A operação foi conduzida pela 3ª Divisão Especializada de Repressão ao Crime Organizado (3ª DEIC) de Araguaína, que cumpriu 59 mandados de busca e apreensão e dez mandados de prisão. As prisões ocorreram nos municípios de Araguaína, Araguatins, Augustinópolis e Guaraí.
Também foram cumpridas ordens judiciais em Palmas, Sítio Novo do Tocantins, Ananás e na cidade de Imperatriz, no Maranhão.
De acordo com o secretário de Estado da Segurança Pública, Bruno Azevedo, o trabalho investigativo foi fundamental para identificar um esquema que representa risco direto à segurança no trânsito.

As investigações começaram a partir de uma denúncia anônima recebida pela Delegacia Especializada de Repressão a Furtos e Roubos de Veículos Automotores (DERFRVA), em Palmas. A apuração contou ainda com apoio da Corregedoria do Departamento Estadual de Trânsito do Tocantins (Detran-TO) e do Núcleo de Papiloscopia da Polícia Civil.
Segundo o delegado Márcio Lopes da Silva, titular da 3ª DEIC de Araguaína e responsável pelo caso, as diligências identificaram adulterações e inserções de dados falsos nos sistemas utilizados no processo de emissão das habilitações.
Conforme as investigações, o esquema atuava em diferentes etapas do processo de habilitação, desde o lançamento inicial de informações até exames médicos e psicológicos, além do registro das provas teóricas e práticas.
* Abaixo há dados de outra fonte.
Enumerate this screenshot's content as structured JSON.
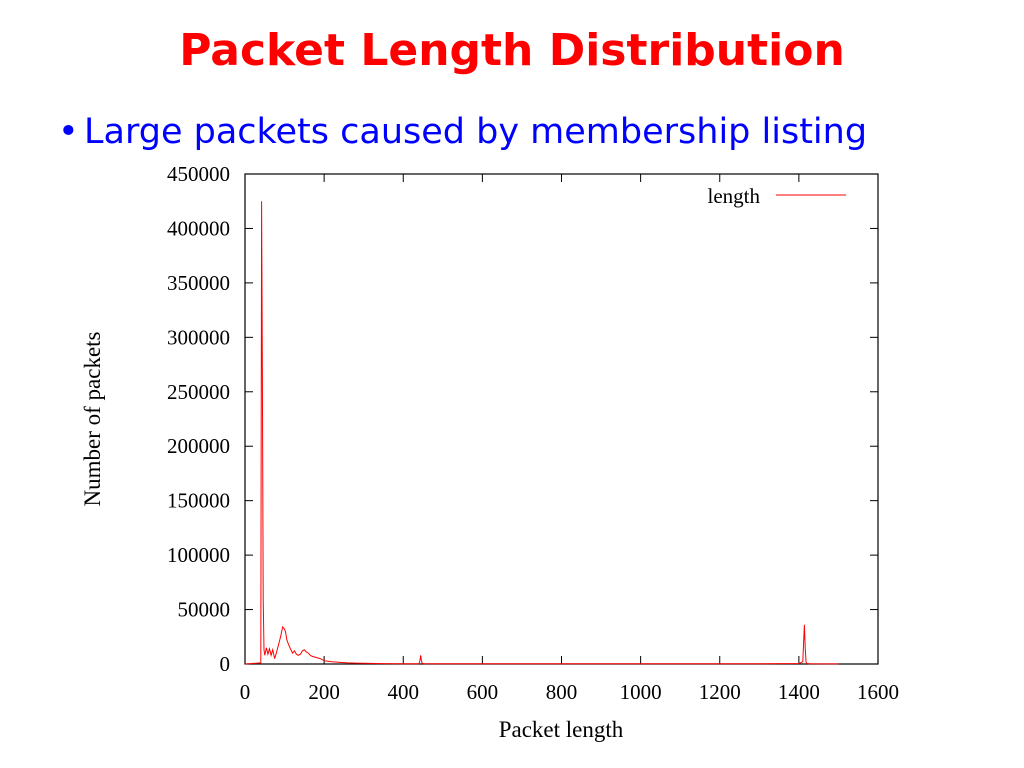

O chamado modus operandi permitia que candidatos obtivessem a CNH sem cumprir as etapas obrigatórias previstas na legislação. Os interessados chegavam a pagar até R$ 4,5 mil para conseguir o documento sem realizar exames, aulas ou avaliações exigidas.
Em alguns casos investigados, os beneficiários sequer estiveram no estado do Tocantins durante o processo de emissão da habilitação.
A investigação também aponta possíveis envolvimentos de servidores públicos, profissionais de clínicas médicas e psicológicas, instrutores de Centros de Formação de Condutores, avaliadores responsáveis por provas e funcionários ligados a empresas terceirizadas que atuam no sistema de habilitação.

Após o cumprimento dos mandados, os suspeitos presos foram encaminhados às unidades prisionais regionais e permanecem à disposição do Poder Judiciário.
A operação mobilizou cerca de 200 policiais civis e contou com o apoio da Diretoria de Repressão à Corrupção e ao Crime Organizado (DRACCO), além de equipes das delegacias regionais de Guaraí, Gurupi, Araguaína, Paraíso do Tocantins, Colinas e Araguatins, com colaboração da Polícia Civil de Imperatriz, no Maranhão.